Le tribunal judiciaire de Paris, statuant le 15 mars 2024, a été saisi d’une demande de désistement d’instance et d’action. La partie demanderesse a sollicité ce désistement, lequel a été accepté par la partie défenderesse. La juridiction a dû se prononcer sur les conditions et les effets de ce désistement accepté. Elle a constaté le désistement, l’extinction de l’instance et de l’action, et a réglé la question des dépens.
Le formalisme du désistement accepté
La décision rappelle les conditions de validité d’un désistement mettant fin au litige. Elle souligne la nécessité d’une acceptation expresse de la partie adverse pour parfaire la procédure.

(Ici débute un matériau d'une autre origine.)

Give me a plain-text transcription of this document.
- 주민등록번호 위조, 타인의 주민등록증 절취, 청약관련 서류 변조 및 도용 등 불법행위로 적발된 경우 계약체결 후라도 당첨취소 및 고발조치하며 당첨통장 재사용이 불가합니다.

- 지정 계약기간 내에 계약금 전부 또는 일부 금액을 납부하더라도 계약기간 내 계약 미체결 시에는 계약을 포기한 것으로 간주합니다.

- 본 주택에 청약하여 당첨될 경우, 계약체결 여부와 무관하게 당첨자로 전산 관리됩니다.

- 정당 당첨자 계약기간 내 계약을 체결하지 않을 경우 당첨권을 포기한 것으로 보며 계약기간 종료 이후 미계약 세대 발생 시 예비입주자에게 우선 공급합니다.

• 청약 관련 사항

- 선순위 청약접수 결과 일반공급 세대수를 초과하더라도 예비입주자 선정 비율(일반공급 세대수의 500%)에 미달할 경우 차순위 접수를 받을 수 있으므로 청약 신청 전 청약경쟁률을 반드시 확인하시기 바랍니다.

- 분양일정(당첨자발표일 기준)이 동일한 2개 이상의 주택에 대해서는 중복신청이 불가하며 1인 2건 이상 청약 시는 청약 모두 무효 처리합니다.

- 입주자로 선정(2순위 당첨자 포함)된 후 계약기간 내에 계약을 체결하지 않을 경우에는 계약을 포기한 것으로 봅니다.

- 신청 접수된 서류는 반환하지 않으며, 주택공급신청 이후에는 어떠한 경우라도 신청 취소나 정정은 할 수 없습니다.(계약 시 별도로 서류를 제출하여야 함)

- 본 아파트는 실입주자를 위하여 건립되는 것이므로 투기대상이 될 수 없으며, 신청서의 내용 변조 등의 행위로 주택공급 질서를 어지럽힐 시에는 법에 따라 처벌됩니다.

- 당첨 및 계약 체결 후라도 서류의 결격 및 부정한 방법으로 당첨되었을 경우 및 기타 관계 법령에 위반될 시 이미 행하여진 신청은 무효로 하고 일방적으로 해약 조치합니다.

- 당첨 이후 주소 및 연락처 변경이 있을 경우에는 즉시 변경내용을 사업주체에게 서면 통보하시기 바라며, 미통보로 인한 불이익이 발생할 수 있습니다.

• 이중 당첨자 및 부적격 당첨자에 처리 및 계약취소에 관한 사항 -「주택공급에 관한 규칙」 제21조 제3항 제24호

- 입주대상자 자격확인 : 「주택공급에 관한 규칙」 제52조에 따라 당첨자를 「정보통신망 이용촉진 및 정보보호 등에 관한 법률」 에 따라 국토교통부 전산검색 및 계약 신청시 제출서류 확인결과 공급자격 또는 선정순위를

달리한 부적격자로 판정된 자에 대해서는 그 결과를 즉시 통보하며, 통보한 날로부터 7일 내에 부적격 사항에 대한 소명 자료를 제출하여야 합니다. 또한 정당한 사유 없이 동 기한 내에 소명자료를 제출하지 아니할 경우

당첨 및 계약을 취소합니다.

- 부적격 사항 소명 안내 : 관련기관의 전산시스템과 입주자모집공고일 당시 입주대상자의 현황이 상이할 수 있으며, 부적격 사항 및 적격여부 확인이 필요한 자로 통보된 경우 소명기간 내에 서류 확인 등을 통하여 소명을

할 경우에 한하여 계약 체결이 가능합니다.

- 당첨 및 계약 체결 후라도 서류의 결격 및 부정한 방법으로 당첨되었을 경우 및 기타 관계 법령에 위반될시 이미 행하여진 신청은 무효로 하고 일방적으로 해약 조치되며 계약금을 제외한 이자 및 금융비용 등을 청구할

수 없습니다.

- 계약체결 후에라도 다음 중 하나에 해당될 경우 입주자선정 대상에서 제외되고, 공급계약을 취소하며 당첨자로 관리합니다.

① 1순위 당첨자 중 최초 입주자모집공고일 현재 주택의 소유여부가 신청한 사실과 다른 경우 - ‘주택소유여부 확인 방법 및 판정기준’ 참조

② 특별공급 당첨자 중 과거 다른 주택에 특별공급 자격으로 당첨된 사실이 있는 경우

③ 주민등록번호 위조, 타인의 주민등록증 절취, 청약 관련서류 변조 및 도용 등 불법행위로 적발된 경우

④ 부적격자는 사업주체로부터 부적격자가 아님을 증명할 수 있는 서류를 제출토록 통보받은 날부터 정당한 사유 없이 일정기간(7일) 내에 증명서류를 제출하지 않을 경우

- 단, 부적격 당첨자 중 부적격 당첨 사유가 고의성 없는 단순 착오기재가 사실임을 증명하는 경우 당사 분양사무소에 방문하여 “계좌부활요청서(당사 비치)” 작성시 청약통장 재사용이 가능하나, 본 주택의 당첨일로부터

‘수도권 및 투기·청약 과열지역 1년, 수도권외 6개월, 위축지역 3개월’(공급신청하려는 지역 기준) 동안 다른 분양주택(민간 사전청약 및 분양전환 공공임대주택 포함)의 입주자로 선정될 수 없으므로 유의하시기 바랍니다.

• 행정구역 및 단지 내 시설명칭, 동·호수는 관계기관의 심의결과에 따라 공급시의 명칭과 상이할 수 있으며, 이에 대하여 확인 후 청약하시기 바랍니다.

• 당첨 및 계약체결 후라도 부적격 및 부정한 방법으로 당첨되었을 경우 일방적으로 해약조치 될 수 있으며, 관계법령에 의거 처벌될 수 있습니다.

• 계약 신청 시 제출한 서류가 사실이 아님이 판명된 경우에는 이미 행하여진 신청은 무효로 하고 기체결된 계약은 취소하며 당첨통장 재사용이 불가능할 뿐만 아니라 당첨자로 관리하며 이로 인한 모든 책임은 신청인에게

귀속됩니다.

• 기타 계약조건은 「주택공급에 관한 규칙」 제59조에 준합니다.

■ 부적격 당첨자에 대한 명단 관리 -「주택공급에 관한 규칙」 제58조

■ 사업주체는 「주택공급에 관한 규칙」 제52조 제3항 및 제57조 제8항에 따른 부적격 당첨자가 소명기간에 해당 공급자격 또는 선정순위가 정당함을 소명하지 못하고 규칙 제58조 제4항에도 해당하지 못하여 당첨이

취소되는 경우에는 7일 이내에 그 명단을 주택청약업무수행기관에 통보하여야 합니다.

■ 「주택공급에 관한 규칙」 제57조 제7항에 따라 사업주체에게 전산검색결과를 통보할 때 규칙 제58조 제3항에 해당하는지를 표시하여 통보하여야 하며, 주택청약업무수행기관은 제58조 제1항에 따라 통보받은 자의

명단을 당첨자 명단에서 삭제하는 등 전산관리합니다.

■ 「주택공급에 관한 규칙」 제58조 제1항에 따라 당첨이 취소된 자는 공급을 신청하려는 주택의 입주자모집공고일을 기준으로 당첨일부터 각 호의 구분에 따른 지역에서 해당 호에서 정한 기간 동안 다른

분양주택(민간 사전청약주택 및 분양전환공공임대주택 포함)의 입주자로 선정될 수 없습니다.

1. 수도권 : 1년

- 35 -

L’arrêt démontre que le désistement d’action nécessite un accord bilateral des parties. Le tribunal « CONSTATE que la société DOGUS YIYECEK VE INCECEK SANAYI TICARET A.S accepte le désistement sollicité ». Cette acceptation expresse est une condition impérative pour valider l’extinction de l’action. La portée de cette formalité est essentielle pour garantir la sécurité juridique et le consentement éclairé des parties. Elle évite tout désistement unilatéral qui priverait le défendeur d’une décision sur le fond.
Le juge constate ensuite les effets extinctifs du désistement parfait. Il « CONSTATE l’extinction de l’instance et de l’action ». Cette constatation s’appuie sur une base légale précise, le tribunal ayant « VU les articles 394 à 399 du code de procédure civile ». La valeur de ce point réside dans le dessaisissement immédiat du juge. La juridiction se déclare dessaisie à compter du jugement, ce qui met un terme définitif au litige sans examen du fond.
Le règlement particularisé des dépens
Le jugement opère une distinction subtile concernant la charge des frais de procédure. Il écarte la solution de principe pour adopter une répartition spécifique, justifiée par les circonstances.
Contrairement à la règle générale, le tribunal a décidé de moduler la charge financière. Il « LAISSE les entiers dépens à la charge de la SAS PROMILL ». Cette solution s’écarte de la jurisprudence qui pose que « les dépens sont à la charge de la partie qui se désiste » (Tribunal judiciaire de Tulle, le 10 septembre 2025, n°24/00197). La portée de cette décision est d’accorder une certaine flexibilité au juge. Il peut ainsi tenir compte des particularités de l’espèce pour répartir équitablement les frais.
La décision précise néanmoins le sort des frais non compris dans les dépens liquidés. Elle mentionne expressément les « frais de signification du présent jugement et de ses suites ». La valeur de cette précision est d’éviter tout contentieux ultérieur sur les frais annexes. Elle délimite clairement l’obligation financière de la partie désistante, en la limitant aux seuls frais de jugement liquidés.